Prakhar Agrawal, Analyst
Congrats on the quarter and the launch. I have just one. What are you hearing on what payers and physicians will require to track response for Rezdiffra at 12 months and beyond for reauthorization? Specifically, will patients on Rezdiffra be reauthorized or only patients who show some improvement on all invasives?
Bill Sibold, Chief Executive Officer
We understand that there is typically a reauthorization period of about 12 months for specialty products. This period can vary, but as you mentioned, it generally leads to either stabilization or improvement. We are still approximately 9 to 10 months away from the first patient undergoing that process. Current policies seem reasonable, but we have time to discuss any concerns with payers before that period. Recent expert recommendations from clinical gastroenterology and hepatology highlight three key stages: identifying a patient, assessing their progress after several months, and reviewing efficacy at the 12-month mark. We agree that a 12-month evaluation of efficacy is appropriate. It's important to note that the FDA indicated in their press release that seeing effects at 52 weeks was considered early, given the challenges associated with fibrosis. Overall, we feel confident with the current policies and the expert recommendations presented.
Operator, Operator
Our next question comes from Jon Wolleben with Citizens JMP. Please go ahead.
Jon Wolleben, Analyst
Just one. Bill, you mentioned peak sales a couple of times in your prepared remarks. I'm wondering how you're thinking internally what the peak opportunity is for Rezdiffra, especially now when you're thinking about full economics in Europe?

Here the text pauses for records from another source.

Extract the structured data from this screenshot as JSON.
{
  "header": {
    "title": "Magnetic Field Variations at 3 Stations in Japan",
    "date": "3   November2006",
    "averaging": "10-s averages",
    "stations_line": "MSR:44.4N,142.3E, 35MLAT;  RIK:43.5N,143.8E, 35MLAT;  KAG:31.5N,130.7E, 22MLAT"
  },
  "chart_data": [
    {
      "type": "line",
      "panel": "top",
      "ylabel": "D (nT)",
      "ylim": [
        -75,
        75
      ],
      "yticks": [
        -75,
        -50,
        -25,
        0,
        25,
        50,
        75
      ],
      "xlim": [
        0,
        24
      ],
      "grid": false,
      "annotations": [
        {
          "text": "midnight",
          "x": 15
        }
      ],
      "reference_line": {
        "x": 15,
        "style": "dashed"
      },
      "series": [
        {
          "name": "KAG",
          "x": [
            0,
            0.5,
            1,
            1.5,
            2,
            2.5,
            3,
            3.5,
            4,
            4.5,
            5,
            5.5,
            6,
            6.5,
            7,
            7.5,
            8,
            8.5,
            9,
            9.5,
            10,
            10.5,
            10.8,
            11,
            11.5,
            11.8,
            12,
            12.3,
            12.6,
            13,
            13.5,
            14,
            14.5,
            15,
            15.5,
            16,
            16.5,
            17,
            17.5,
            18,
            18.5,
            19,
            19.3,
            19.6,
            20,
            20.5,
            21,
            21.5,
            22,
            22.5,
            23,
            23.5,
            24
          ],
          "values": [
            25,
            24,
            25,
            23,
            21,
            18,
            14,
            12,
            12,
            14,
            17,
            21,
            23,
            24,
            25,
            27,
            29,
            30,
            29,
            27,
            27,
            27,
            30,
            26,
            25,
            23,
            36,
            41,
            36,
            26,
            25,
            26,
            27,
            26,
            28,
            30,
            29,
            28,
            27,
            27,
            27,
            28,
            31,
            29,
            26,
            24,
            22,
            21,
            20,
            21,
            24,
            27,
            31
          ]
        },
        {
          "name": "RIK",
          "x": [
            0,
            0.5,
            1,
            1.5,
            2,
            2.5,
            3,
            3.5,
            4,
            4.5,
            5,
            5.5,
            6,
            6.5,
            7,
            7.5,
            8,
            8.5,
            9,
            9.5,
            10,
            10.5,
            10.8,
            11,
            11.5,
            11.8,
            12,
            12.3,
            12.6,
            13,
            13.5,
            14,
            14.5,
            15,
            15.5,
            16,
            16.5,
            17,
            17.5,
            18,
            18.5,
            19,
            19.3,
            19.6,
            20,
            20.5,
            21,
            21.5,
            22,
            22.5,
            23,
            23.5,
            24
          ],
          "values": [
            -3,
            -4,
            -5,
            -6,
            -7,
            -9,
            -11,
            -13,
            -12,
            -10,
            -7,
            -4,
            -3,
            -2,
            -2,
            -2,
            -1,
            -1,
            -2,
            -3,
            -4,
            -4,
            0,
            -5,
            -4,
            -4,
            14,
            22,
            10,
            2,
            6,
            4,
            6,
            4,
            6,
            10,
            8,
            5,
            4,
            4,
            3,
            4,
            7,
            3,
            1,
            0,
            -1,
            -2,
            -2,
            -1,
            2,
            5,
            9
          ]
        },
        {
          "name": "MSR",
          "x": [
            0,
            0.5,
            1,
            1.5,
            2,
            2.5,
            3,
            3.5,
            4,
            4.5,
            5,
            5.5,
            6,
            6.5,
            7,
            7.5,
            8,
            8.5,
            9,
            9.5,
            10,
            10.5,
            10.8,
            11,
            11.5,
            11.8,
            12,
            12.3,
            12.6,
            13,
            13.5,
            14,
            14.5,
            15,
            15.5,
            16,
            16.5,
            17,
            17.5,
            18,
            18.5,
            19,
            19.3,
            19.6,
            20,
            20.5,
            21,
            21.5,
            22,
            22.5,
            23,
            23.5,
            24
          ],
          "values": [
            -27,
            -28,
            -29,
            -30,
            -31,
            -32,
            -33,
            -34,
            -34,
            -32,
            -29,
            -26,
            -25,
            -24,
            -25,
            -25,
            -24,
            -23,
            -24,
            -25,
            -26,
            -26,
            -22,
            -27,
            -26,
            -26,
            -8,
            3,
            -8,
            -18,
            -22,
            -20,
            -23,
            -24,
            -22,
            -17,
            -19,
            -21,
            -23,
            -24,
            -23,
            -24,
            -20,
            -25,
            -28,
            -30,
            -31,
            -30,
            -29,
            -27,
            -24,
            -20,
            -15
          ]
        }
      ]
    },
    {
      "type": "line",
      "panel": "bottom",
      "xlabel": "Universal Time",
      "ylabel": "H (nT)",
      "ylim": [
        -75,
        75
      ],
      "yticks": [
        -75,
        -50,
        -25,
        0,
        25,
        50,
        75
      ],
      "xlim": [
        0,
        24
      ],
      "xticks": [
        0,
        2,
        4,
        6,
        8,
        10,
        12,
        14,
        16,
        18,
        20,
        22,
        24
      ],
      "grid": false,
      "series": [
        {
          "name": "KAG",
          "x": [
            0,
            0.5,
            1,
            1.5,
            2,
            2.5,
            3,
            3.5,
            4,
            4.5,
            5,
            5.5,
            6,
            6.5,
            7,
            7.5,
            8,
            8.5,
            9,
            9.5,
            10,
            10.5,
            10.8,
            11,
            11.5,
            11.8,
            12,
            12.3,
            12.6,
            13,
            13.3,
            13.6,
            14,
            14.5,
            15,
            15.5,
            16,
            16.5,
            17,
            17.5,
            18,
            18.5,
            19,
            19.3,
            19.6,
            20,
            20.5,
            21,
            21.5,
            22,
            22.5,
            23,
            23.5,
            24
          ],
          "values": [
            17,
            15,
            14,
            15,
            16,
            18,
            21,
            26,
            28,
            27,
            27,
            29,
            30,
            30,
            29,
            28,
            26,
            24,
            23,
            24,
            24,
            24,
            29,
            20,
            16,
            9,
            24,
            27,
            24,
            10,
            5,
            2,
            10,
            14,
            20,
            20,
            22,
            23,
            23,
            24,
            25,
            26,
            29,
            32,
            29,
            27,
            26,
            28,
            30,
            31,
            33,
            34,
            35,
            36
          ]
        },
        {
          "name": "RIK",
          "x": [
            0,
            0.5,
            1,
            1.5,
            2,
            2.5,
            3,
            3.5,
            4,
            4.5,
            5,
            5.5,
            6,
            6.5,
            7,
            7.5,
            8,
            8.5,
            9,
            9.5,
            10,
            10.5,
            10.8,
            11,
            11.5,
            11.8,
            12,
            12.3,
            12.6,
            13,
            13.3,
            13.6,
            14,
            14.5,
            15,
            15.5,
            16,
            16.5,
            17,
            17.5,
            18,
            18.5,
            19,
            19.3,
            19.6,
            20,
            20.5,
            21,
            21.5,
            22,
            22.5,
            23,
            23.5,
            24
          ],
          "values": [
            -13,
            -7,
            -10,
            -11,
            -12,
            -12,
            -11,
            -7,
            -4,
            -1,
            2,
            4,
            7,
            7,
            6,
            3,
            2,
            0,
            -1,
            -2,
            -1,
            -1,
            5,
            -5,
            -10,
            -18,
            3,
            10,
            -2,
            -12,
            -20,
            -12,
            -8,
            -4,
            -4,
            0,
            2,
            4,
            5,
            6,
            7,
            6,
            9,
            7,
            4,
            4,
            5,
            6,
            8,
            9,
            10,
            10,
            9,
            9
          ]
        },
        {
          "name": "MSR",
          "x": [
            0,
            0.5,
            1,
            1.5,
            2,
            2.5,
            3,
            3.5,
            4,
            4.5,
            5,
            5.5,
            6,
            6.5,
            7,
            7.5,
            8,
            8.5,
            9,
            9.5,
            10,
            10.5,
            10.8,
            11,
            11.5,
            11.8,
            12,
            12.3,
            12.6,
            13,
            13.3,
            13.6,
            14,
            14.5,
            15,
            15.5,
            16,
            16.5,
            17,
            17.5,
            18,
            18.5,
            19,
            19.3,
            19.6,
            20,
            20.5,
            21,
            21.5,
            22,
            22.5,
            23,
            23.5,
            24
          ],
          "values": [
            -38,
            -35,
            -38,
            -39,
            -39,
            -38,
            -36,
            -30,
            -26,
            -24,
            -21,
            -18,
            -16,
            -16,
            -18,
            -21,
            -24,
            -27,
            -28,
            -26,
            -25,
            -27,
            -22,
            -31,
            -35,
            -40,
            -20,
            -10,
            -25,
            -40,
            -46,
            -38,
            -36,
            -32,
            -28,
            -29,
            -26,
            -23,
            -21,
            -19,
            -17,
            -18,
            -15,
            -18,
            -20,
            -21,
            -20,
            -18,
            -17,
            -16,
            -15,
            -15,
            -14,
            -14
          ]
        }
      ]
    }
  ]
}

Bill Sibold, Chief Executive Officer
Jon, that's a fantastic question. I appreciate you highlighting that. Currently, I'm not in a position to disclose our estimate of peak sales, but I can tell you about the market dynamics. In the U.S. alone, we estimate there are approximately 315,000 patients. As we explore the penetration of our product in this specialty category, we believe it resembles a specialty-like market. When discussing NASH overall, we are looking at billions in potential. We believe our product has a durable profile. Based on the data presented at EASL, we consider ourselves unmatched by others, especially since none of the competitors offer pills. When talking to patients, particularly this demographic, they often have multiple medications to manage. Adding another injectable treatment is a significant challenge, especially since some of those alternatives may cause discomfort and require long-term adherence. We are still assessing the total market opportunity in Europe, particularly from an F4 standpoint, which expands our prospects. I recognize this is a lengthy response without giving you exact figures, but regardless of the specifics, we see this as a substantial specialty category. We believe we are currently in a leading position and will maintain that advantage for the foreseeable future due to our product profile and the extensive data we continue to collect. We're confident we will stay far ahead of our competitors.
Tina Ventura, Chief Investor Relations Officer
Thanks, John. And thank you all for your time today and your interest. This now concludes our call. A replay of this webcast will be available on our website in about 2 hours. Thank you so much for joining us.
Operator, Operator
Ladies and gentlemen, thank you for your participation in today's conference. You may now disconnect. Have a wonderful day.